The idea there isn’t being different just for the sake of being different. In many cases we kept the pristine names of systemd, as for example in the socket activation feature that we’re implementing support for we’ll have listen-stream. It wouldn’t be my first choice of terminology, but we preserved it precisely to help mapping between the two worlds.
But the case here is different, in the sense that systemd has very poorly designed terminology around those ideas. Just consider:
All of these are essentially about starting and stopping services on certain events. Yet, we have mixed up the ideas of binding, parts, propagation, soft and hard dependencies, and so on. And this is not only very confusing, but it also burns down terminology in the sense that once we have a part-of term in the stanza with a given meaning, for example, a proper design needs to burn the term because we don’t want multiple uses of that next to each other.

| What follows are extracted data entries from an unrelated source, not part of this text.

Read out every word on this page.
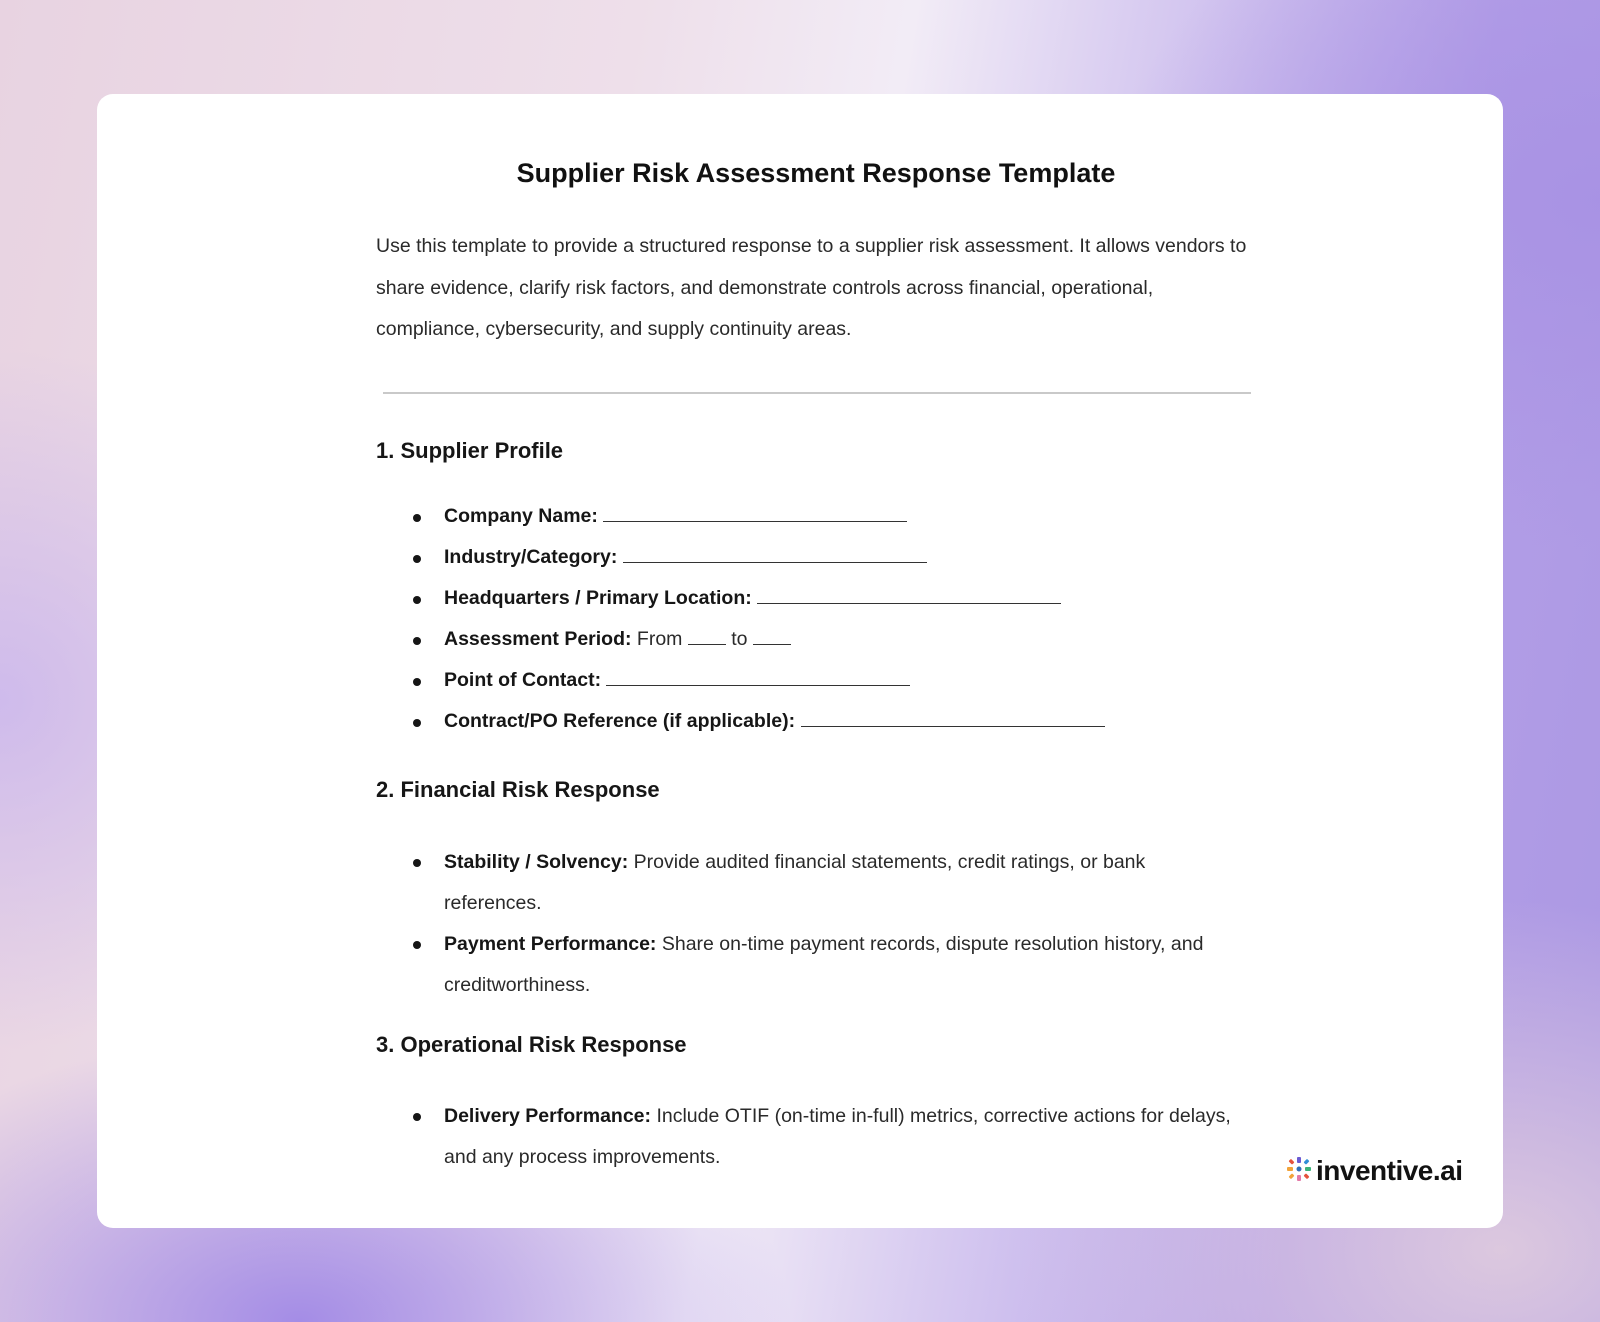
Supplier Risk Assessment Response Template
Use this template to provide a structured response to a supplier risk assessment. It allows vendors to share evidence, clarify risk factors, and demonstrate controls across financial, operational, compliance, cybersecurity, and supply continuity areas.
1. Supplier Profile
Company Name:
Industry/Category:
Headquarters / Primary Location:
Assessment Period: From	to
Point of Contact:
Contract/PO Reference (if applicable):
2. Financial Risk Response
Stability / Solvency: Provide audited financial statements, credit ratings, or bank references.
Payment Performance: Share on-time payment records, dispute resolution history, and creditworthiness.
3. Operational Risk Response
Delivery Performance: Include OTIF (on-time in-full) metrics, corrective actions for delays, and any process improvements.	inventive.ai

Those terms are also not self-describing, and I commonly see experienced people digging down in the documentation to re-learn what they mean, even for the better cases such as Requires. See for example this question on stackexchange which was viewed six thousand times since it was asked 11 months ago. There are many of those.
So… here is a proposal:
Let’s start with a small set of options that covers the common cases we know about in terms of inter-dependency between services. Some good candidates we discussed:
- starts-with: <other> | [<other>, …]
- stops-with: <other> | [<other>, …]
- runs-with: <other> | [<other>, …]
The first two will be appropriately mapped to Requires, Wants, or PartOf as appropriate to obtain the intended semantics. The last one, runs-with, leverages BindsTo, which unfortunately is the only option that includes the idea of exiting together with another service’s self-termination. Wasn’t for that, we might also have an independent exits-with option.

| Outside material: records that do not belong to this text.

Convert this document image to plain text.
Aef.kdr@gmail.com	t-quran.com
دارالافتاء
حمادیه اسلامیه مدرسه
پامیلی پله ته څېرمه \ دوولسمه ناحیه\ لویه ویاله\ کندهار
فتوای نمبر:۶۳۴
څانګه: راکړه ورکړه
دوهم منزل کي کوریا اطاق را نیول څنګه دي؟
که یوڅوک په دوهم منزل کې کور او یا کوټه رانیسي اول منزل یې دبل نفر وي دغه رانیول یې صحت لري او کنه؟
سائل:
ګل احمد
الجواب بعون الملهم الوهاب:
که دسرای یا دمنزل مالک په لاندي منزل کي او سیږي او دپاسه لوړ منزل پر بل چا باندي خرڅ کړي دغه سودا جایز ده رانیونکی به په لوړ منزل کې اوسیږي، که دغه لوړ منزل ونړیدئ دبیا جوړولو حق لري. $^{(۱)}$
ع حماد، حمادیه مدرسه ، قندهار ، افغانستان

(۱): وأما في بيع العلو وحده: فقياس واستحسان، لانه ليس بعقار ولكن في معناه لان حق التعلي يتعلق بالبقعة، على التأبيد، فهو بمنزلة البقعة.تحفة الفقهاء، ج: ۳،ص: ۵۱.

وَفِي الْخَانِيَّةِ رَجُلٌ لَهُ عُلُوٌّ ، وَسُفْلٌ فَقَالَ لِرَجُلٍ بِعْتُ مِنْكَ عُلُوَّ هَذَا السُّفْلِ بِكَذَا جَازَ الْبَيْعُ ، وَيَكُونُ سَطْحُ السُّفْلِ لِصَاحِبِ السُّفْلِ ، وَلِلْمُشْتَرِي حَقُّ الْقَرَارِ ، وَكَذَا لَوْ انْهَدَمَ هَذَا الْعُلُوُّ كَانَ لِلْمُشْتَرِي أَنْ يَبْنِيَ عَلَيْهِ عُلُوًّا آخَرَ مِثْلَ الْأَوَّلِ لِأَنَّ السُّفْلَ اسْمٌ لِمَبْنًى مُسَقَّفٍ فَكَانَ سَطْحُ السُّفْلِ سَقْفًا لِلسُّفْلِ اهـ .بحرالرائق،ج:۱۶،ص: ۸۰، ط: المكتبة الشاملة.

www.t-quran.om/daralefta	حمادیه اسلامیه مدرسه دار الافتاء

Then, as a follow up step, let’s look into how to properly map the support for targets into snaps in a way that is both safe and convenient. We probably won’t need new terminology for that, other than perhaps something to define the targets themselves. We do need to consider the issue of confined interaction with the system, and whether we want snaps to operate on a global namespace or individual namespace, and if global, how maintain sanity on that namespace.
In either case, from what I understand on your description, all of those issues are points we want to make work, so thanks for engaging with us and let’s push it forward.